One of our founding principles is to ensure that local communities reap the benefits of tourism, without having to sacrifice their traditional culture and lifestyle. From day 1, we’ve been committed to providing work to the people whose communities we trek through as porters and muleteers. These are rural indigenous communities, where the language spoken is Quechua and few economic opportunities exist other than agriculture.
Each community elects a Head Porter who organizes work for the rest of the porters in their community. Head Porters are not only integral to our operations, but are also integral members of their community, and frequently hold other offices in the community government or Parents’ Association, which oversees education.

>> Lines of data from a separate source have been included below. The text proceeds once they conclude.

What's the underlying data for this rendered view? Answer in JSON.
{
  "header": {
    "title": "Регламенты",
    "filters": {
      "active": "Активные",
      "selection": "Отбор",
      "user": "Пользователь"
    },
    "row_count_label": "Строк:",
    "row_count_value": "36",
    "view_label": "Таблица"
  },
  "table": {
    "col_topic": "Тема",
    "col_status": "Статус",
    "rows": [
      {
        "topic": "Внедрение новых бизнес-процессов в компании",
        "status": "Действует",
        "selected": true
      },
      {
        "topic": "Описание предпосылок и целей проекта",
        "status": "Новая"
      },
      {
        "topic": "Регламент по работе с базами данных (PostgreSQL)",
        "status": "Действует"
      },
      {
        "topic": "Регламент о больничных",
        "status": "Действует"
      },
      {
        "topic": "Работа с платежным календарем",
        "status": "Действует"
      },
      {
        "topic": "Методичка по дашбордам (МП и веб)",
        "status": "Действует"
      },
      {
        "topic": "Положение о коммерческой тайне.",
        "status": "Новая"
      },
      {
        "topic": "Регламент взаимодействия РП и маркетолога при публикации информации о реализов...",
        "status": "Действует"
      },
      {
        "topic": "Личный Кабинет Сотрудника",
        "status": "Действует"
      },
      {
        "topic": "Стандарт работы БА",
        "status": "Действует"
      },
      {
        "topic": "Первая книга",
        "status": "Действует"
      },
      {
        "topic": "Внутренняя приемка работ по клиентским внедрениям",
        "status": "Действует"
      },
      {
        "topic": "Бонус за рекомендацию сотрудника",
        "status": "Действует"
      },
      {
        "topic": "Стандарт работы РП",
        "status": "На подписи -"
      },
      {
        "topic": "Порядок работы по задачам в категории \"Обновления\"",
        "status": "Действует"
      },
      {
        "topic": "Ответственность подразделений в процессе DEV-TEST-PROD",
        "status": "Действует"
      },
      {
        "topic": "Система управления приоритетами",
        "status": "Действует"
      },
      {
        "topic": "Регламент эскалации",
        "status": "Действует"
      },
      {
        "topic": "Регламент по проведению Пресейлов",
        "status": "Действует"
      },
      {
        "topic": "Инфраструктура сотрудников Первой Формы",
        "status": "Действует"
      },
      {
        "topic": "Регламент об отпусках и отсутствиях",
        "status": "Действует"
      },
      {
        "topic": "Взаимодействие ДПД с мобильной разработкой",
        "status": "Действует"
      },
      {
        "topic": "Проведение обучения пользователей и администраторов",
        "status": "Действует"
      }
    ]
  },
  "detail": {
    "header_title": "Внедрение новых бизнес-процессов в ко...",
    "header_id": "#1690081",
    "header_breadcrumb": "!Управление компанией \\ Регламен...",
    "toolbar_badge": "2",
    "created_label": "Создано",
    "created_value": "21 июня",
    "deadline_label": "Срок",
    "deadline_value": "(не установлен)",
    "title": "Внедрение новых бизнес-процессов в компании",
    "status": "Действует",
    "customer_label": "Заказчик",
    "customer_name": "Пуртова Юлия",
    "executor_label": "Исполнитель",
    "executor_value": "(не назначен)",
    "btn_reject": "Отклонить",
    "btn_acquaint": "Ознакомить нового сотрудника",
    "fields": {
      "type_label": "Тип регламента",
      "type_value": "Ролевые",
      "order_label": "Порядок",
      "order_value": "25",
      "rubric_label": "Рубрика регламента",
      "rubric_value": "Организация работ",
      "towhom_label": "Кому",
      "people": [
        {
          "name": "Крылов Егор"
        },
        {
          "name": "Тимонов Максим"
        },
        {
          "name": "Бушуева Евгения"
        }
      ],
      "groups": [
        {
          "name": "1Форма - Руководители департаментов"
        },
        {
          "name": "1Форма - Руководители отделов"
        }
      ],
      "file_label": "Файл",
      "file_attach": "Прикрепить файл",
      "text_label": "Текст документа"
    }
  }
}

In order to provide some economic stability, we book porters and muleteers at the beginning of each month. This allows them to plan and removes some of the stress of economic uncertainty. This is why we ask you to book as early in advance as possible!
Simply by offering fair, well-paid employment, we are providing new opportunities for the men in these communities. For many there are no alternatives as the nearest urban center might be a 4-5 hour walk away. Even for those who can make this trek, the effect on their home life and community can be disastrous as they leave behind their loved ones and disrupt communal bonds.
Studies show that when women have their own income, the health and well-being of children improve at a greater rate than if men have sole control of the family resources. Since 2008 we have been supporting the creation of economic opportunities for women through traditional weaving.
>> Read more about our cultural revitalization projects.
These days, our greatest effort to support women’s economic development and women’s empowerment is through our support of Threads of Peru.
Clothing. Most of our porters and muleteers come from rural indigenous communities situated along the same routes as many of our treks. We care deeply about respecting their traditional lifestyle and customs and adapt some of our operations to take cultural norms into account. We ensure that everyone has adequate clothing and shelter while working on the trail; however, many individuals are more comfortable wearing some of their traditional dress while working. This includes traditional hats and hojotas, sandals made from recycled tires. For those who would prefer other footwear, we have provided education regarding the value of wearing good, supportive trekking boots rather than something flimsy like tennis shoes. Find out more about traditional Quechua clothing.
Socializing. Most visitors to Peru who are craving an authentic experience would really like get to know the people they’re sharing this journey with, including porters and muleteers. We agree that connecting with people from another culture is an amazing and fulfilling experience. However, Quechua people tend to be extremely shy, and would prefer to eat, joke and chat with each other, in their own language. We ask that you please be mindful of these cultural norms, and do not try to force an interaction if it is unwanted. Read more about being a Responsible Tourist.
Hierarchy. While those of us from other societies value a more egalitarian team structure, Peruvian society is rather hierarchical, and this trickles down into how trek logistics operate, with guides directing the work of porters and muleteers. We try to lead by example in order to foster team values, but social change is not going to occur overnight.